La prolongada antesala del movimiento estudiantil del 68 daba la impresión de no tener fin, o en caso de tenerlo, daba la impresión de que no llegaría pronto.

Los ejemplos de otros países alentaron las motivaciones revolucionarias de los jóvenes mexicanos y latinoamericanos, y asustaron a sus gobiernos.

Reprimir con el ejército un mitin pacífico no fue otra cosa sino muestra de miedo y desinformación abrumadora.

La CIA, en sus injerencias muchas veces infantiles y desacertadas, mantenía cierto control sobre los gobernantes mexicanos, quienes  a su vez se valieron de él para lograr el respaldo estadounidense ante el creciente conflicto estudiantil.
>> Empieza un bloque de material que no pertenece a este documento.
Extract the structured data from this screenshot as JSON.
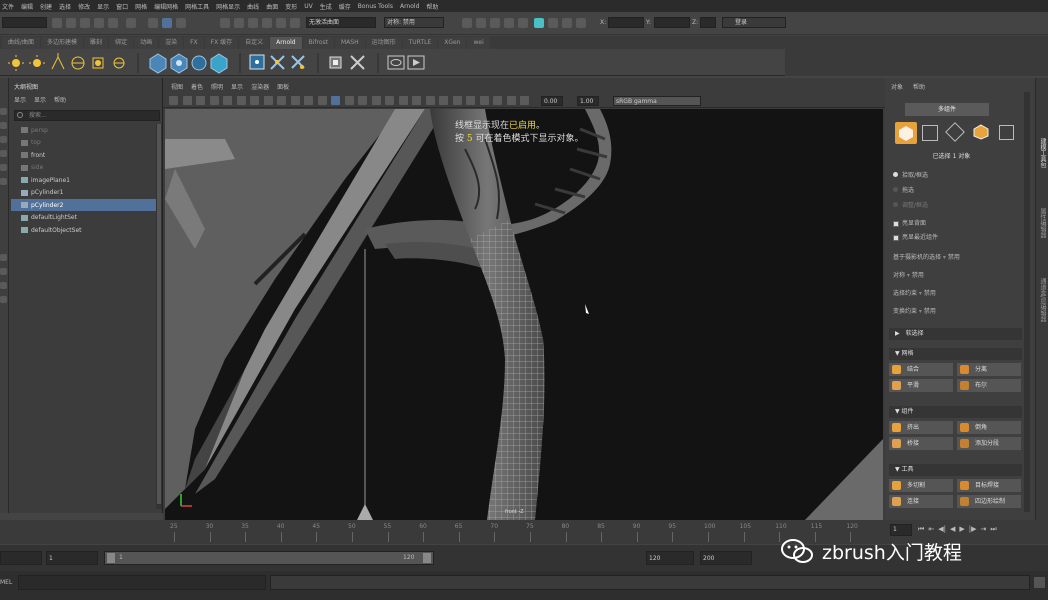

Litempo 2 y Litempo 8 eran nombres secretos de nómina, asignados por la CIA a nada más y nada menos que a Gustavo Díaz Ordaz y Luis Echeverría, presidente de la república y secretario de gobernación respectivamente.

Winston Scott  era el encargado de mover los hilos y convencer a sus secuaces que todo ese movimiento no era más que influencia externa, comunista, de Cuba y China “para desestabilizar a México y crear un conflicto más, en el marco de la Guerra Fría”.

A un gobierno, como casi siempre, no le basta con su propia maldad. Siempre habrá alguien capaz de cometer los mismos crímenes por los mismos motivos y hacia los mismos objetivos.

Asesinar estudiantes era un sacrificio válido, menor; los juegos olímpicos estaban en puerta y seguro, segurísimo, pasados los días se olvidarían los hechos.

Sí, cierto periodista se limitó a informar la misma noche del 2 de octubre que había sido un día soleado; comenzaba el servilismo para cerrar la herida a como diera lugar, u hacer olvidar la sangre y los gritos, la masacre.

Pero es que han pasado 47 años y aún no se habla de olvido en un país que de hecho lo único que hace es sangrar.